Alexander_Ryabets · November 1, 2023, 3:52pm

I have a question about range handler microservice. You have stated that:

We use a microservice called range handler that keeps a record of all the taken and available ranges. The status of each range can determine if a range is available or not. The state—that is, which server has what range assigned to it—can be saved on a replicated storage.

This microservice can become a single point of failure, but a failover server acts as the savior in that case. The failover server hands out ranges when the main server is down. We can recover the state of available and unavailable ranges from the latest checkpoint of the replicated store.

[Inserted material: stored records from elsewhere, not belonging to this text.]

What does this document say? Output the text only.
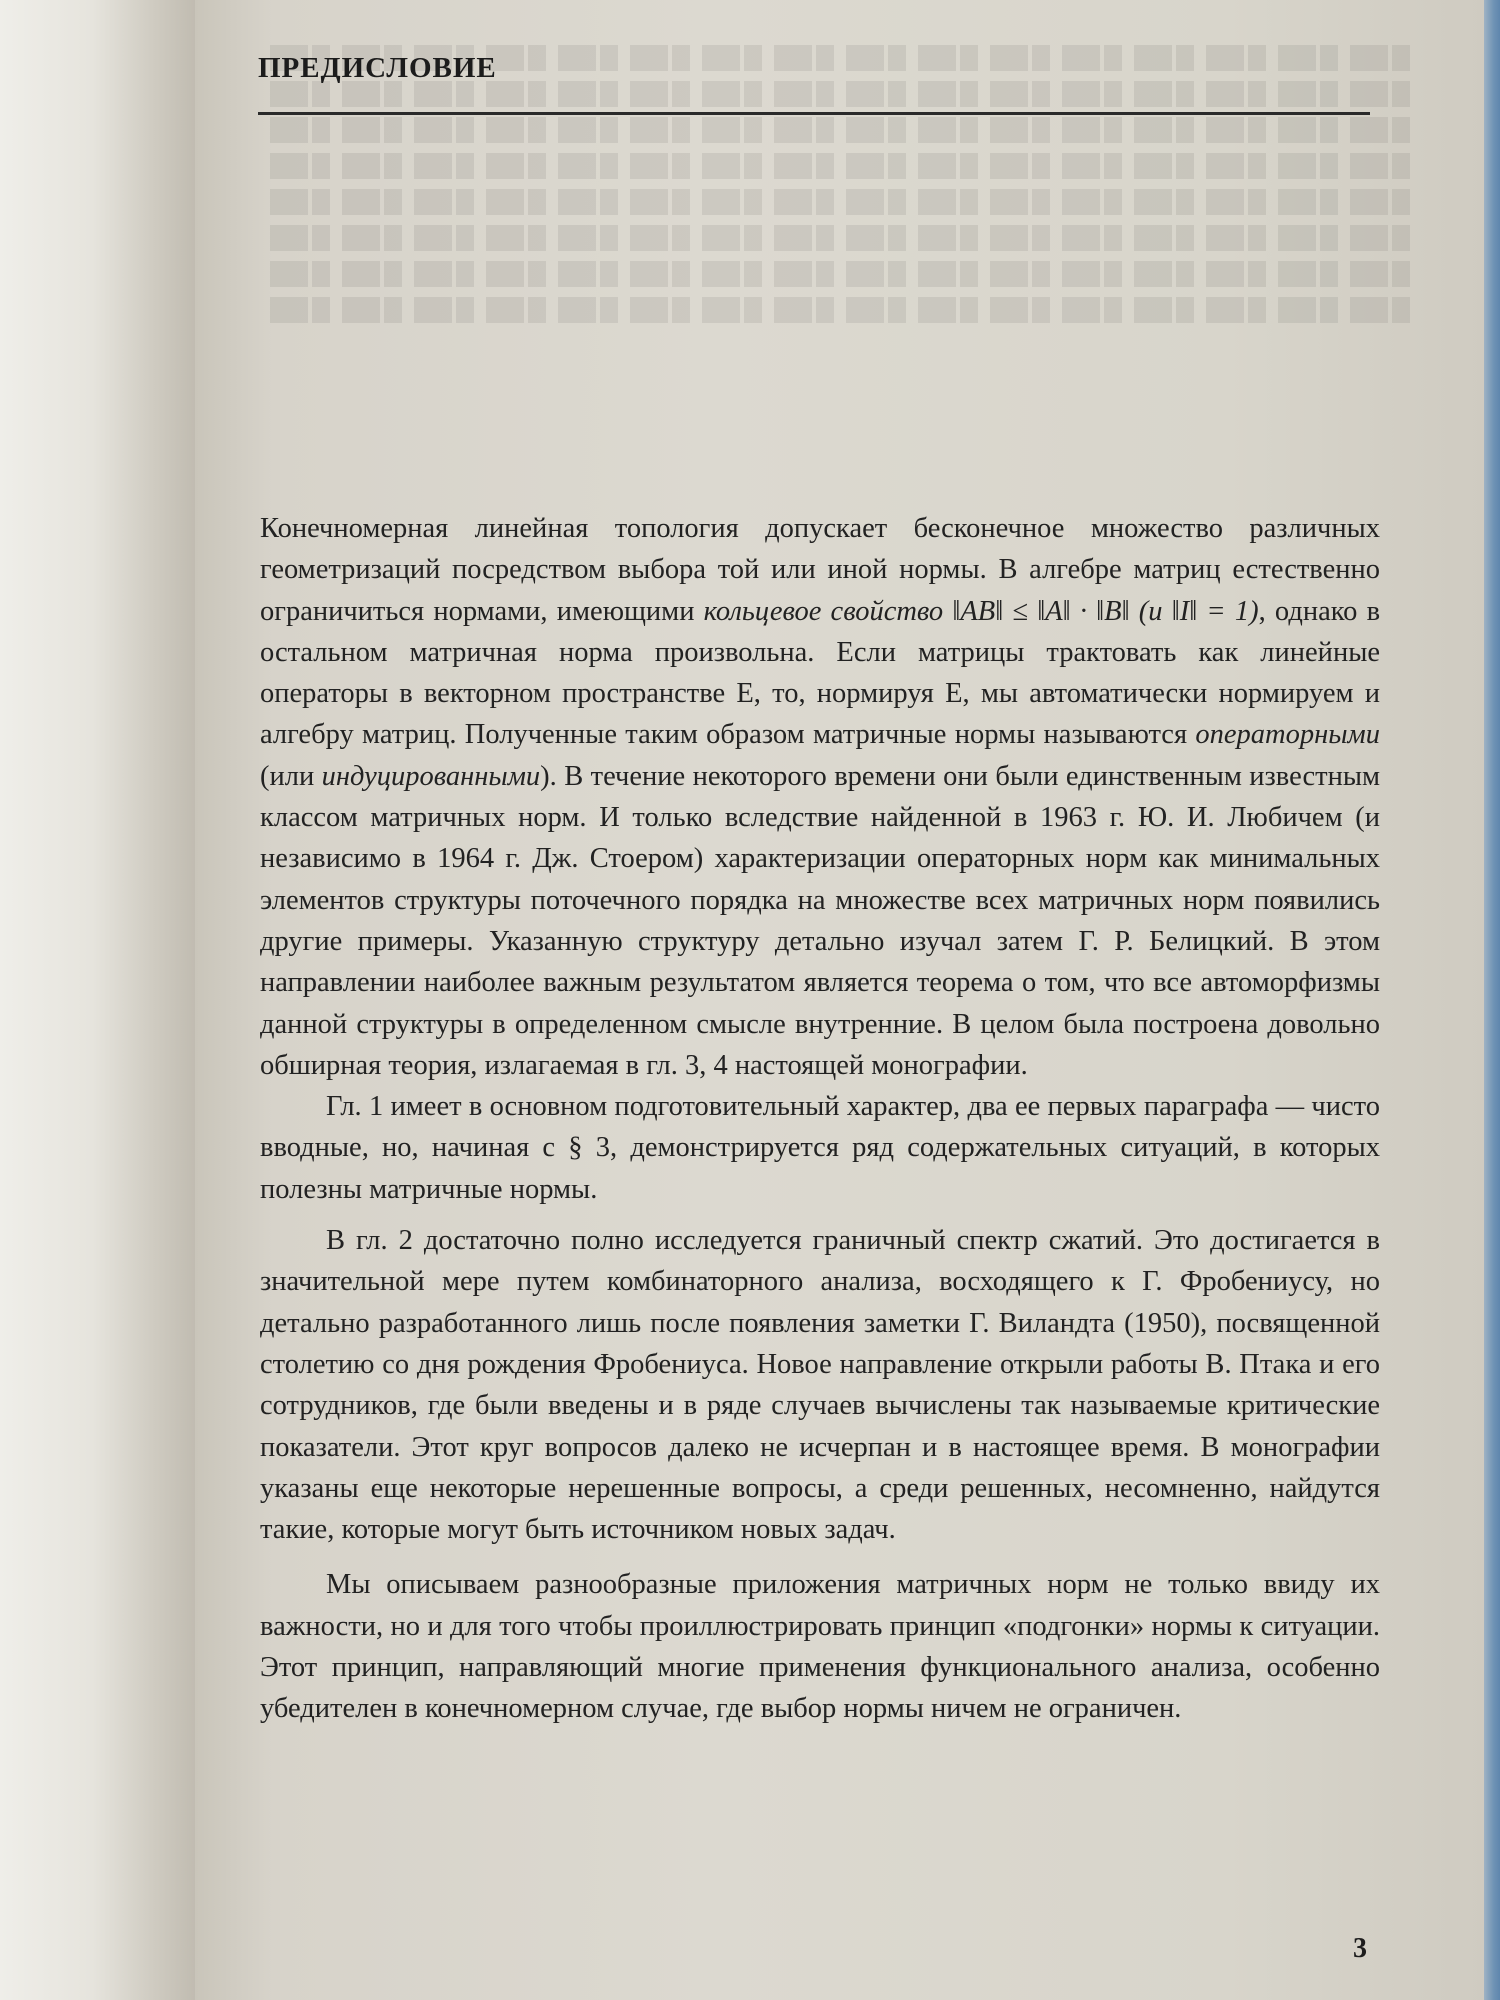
ПРЕДИСЛОВИЕ

Конечномерная линейная топология допускает бесконечное множество различных геометризаций посредством выбора той или иной нормы. В алгебре матриц естественно ограничиться нормами, имеющими кольцевое свойство ‖AB‖ ≤ ‖A‖ · ‖B‖ (и ‖I‖ = 1), однако в остальном матричная норма произвольна. Если матрицы трактовать как линейные операторы в векторном пространстве E, то, нормируя E, мы автоматически нормируем и алгебру матриц. Полученные таким образом матричные нормы называются операторными (или индуцированными). В течение некоторого времени они были единственным известным классом матричных норм. И только вследствие найденной в 1963 г. Ю. И. Любичем (и независимо в 1964 г. Дж. Стоером) характеризации операторных норм как минимальных элементов структуры поточечного порядка на множестве всех матричных норм появились другие примеры. Указанную структуру детально изучал затем Г. Р. Белицкий. В этом направлении наиболее важным результатом является теорема о том, что все автоморфизмы данной структуры в определенном смысле внутренние. В целом была построена довольно обширная теория, излагаемая в гл. 3, 4 настоящей монографии.

Гл. 1 имеет в основном подготовительный характер, два ее первых параграфа — чисто вводные, но, начиная с § 3, демонстрируется ряд содержательных ситуаций, в которых полезны матричные нормы.

В гл. 2 достаточно полно исследуется граничный спектр сжатий. Это достигается в значительной мере путем комбинаторного анализа, восходящего к Г. Фробениусу, но детально разработанного лишь после появления заметки Г. Виландта (1950), посвященной столетию со дня рождения Фробениуса. Новое направление открыли работы В. Птака и его сотрудников, где были введены и в ряде случаев вычислены так называемые критические показатели. Этот круг вопросов далеко не исчерпан и в настоящее время. В монографии указаны еще некоторые нерешенные вопросы, а среди решенных, несомненно, найдутся такие, которые могут быть источником новых задач.

Мы описываем разнообразные приложения матричных норм не только ввиду их важности, но и для того чтобы проиллюстрировать принцип «подгонки» нормы к ситуации. Этот принцип, направляющий многие применения функционального анализа, особенно убедителен в конечномерном случае, где выбор нормы ничем не ограничен.

3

My question is: is this microservice deployed always as a single instance? What about redundancy? Also, if we have a geo-distributed system, with let’s say one client is in EU and another is in US, there could be potentially a very big latency to the range handler is it is deployed as a single instance.

If there could be many instances of this service, how could it be sure that the range is not taken, since there is no way to obtain a lock?

Alexander_Ryabets · November 1, 2023, 3:54pm

And if the service is geo distributed and replicated store is as well, then how can transactional behavior be achieved? In other words, how can we be sure inside the range handler when we write a range to the store, that the same range wasn’t just been written by another replica in another location, but just had not been propagated to all nodes yet?

Muhammad_Usman_Malik · January 1, 2024, 5:59am

Hi Alexander

No. We should see range handler as a managed service that provides a simple API for its clients to geet ranges, but can tolerate different kinds of failures. It we are using this service on geo-distributed scale, we need extra care (for example due to the CAP theorem that what we will do if network portion happens etc.). One possible design point is as follows:

We can have a hierarchy of range handlers, where someone (say in one region) can ask for a relatively long range from a upper tier range handler (possibly using a distributed transaction). And one that range is achieved, the second tier range handler can hand out sequences locally. We can have another level of range handlers to avoid single point of failure in a region as well.

So the important point in above design is that getting range is not on the critical path. Meaning we don’t do that when a client ask for a unique number. We try to get sufficient range ahead of time.

Thank you